While blockchain-based protocols can be slow and limited, they excel at addressing the issue of trusted third parties. Data stored on blockchains are immutable and all parties can verify that the data stored on a blockchain is correct. Take Bitcoin as an example. Wallets on Bitcoin have public keys that are used to sign transactions. Wallets also have data associated with them, including how many bitcoin are in the wallet. You can even associate arbitrary data with your wallet, such as the birth date of a baby stored on the Bitcoin blockchain.

You can imagine a system where instead of storing arbitrary data on the blockchain, you store names on the blockchain and their public keys. Instead of relying on an arbitrary list of CAs as your root of trust, you rely on a cryptographically-backed distributed root of trust. Name owners could associate their own keys to their name, and everyone would be able to verify that the public key for a name is the correct one. This would solve the issue of trusting CAs, and Handshake is precisely such a system!

Handshake

Handshake is a blockchain protocol that aims to solve the issue of trusting hundreds of CAs. It's a protocol that's similar to Bitcoin, except instead of using coins as money, you use Handshake coins to register names on the Handshake blockchain. These names are top-level domains (TLDs) like .com, .org, .net. Handshake decentralizes the root zone file, which is the ICANN-controlled file that determines who owns what TLD. Anyone can register their own TLD on the Handshake blockchain.

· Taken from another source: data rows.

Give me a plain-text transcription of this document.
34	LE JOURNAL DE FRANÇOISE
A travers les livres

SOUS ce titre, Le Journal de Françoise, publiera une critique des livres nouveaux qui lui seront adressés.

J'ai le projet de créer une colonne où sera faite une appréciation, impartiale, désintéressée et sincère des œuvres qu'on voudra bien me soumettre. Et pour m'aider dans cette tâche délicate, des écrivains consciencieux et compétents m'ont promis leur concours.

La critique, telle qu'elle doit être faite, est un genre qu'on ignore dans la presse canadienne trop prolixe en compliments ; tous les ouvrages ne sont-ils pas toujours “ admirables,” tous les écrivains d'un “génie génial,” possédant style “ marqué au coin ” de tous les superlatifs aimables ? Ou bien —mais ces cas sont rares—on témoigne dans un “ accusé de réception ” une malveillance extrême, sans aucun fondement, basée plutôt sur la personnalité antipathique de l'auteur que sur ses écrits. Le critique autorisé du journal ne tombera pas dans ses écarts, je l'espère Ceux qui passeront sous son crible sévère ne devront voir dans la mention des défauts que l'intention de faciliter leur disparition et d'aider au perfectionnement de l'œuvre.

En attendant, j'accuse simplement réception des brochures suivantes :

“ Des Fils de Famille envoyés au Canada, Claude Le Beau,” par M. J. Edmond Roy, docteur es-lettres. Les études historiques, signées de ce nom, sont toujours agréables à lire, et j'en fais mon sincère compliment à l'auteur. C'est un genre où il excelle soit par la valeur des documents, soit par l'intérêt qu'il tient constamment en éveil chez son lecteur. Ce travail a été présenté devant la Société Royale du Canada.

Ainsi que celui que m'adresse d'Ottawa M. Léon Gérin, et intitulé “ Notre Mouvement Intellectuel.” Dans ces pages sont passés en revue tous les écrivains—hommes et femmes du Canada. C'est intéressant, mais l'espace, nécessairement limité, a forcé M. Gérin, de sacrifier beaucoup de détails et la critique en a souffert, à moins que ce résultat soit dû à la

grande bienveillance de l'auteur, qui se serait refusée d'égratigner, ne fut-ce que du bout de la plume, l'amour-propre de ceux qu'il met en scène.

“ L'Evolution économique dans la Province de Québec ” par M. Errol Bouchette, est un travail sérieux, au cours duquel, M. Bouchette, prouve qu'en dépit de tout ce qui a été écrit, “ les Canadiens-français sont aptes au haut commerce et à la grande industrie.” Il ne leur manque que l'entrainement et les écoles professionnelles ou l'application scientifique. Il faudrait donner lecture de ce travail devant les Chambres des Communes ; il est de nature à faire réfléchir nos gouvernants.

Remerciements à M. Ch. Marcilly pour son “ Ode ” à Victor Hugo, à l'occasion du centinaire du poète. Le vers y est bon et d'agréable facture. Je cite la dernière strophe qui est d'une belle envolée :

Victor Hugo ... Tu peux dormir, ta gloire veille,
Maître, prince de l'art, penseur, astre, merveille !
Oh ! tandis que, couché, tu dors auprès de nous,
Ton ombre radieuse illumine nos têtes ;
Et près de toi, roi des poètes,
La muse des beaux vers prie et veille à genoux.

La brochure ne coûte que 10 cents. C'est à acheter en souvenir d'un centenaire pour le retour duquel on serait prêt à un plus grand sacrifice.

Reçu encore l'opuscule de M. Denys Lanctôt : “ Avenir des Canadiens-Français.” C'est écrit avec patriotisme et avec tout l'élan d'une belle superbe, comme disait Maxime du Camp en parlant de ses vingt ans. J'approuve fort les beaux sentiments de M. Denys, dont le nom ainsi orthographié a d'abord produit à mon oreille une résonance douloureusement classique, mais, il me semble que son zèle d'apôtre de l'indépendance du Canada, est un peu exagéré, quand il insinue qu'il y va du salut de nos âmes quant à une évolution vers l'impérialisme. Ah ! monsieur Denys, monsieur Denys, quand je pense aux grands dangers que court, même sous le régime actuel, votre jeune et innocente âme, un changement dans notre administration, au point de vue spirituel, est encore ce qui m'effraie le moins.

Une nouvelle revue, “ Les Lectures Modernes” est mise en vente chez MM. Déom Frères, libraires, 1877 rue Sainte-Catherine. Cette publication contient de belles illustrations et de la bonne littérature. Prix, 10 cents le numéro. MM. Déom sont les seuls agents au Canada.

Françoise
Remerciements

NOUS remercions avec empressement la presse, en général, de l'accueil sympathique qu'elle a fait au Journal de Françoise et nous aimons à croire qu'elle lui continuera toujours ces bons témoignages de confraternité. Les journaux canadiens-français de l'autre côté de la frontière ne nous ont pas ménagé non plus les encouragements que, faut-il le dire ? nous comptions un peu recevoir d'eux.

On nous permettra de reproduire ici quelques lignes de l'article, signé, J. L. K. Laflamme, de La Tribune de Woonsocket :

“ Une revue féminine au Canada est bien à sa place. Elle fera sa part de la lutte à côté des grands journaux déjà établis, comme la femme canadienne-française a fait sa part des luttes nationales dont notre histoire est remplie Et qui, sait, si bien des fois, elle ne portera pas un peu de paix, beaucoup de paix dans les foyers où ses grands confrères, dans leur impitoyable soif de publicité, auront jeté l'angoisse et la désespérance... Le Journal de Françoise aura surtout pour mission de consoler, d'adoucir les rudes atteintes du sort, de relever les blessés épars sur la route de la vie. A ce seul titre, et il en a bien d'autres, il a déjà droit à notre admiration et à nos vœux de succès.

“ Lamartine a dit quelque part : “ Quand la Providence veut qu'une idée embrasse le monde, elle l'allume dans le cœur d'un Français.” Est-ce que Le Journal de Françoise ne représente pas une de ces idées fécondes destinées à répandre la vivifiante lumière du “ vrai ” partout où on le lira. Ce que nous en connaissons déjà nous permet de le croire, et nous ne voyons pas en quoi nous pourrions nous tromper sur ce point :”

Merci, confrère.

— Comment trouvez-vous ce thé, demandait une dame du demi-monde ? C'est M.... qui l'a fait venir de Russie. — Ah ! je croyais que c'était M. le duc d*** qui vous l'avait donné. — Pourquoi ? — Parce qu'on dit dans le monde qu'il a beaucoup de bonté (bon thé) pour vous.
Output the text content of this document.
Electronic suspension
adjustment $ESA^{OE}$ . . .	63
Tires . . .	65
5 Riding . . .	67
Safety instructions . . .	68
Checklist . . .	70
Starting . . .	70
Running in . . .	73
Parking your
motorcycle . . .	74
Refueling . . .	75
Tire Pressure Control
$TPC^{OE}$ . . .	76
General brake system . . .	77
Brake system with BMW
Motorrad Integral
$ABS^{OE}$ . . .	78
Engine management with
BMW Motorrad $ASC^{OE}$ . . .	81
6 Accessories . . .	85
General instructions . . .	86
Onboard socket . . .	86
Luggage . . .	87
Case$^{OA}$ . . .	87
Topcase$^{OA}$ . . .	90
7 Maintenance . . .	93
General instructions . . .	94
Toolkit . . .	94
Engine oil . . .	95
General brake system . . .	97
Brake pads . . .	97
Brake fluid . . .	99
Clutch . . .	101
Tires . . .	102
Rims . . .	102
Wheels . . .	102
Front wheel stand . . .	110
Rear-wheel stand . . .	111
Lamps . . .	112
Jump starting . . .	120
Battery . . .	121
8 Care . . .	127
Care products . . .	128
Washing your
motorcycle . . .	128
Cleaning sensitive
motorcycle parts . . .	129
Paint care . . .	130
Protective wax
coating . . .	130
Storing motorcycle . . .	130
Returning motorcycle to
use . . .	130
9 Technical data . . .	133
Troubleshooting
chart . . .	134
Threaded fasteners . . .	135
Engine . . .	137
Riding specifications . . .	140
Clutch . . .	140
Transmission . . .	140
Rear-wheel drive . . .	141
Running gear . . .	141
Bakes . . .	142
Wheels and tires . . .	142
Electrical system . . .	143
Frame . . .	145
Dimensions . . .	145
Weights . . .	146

One benefit of TLDs on Handshake is that they have public keys associated with them that can be verified to be authentic. Only the name owners can associate DNS data and other arbitrary data with their name that everyone can verify on the blockchain instead of trusting CAs.

There's another significant benefit of Handshake names — they are resistant to censorship, seizure, and tampering because Handshake names are stored on the blockchain. Like Bitcoin wallets, only the name owners can update their names or transfer their names as long as they keep their private keys safe.

A consequence of this is that names are their own root of trust. They can simply pin the TLS keys they use instead of relying on external trust in CAs. This allows Handshake names to avoid attacks against CAs that exist in the current system.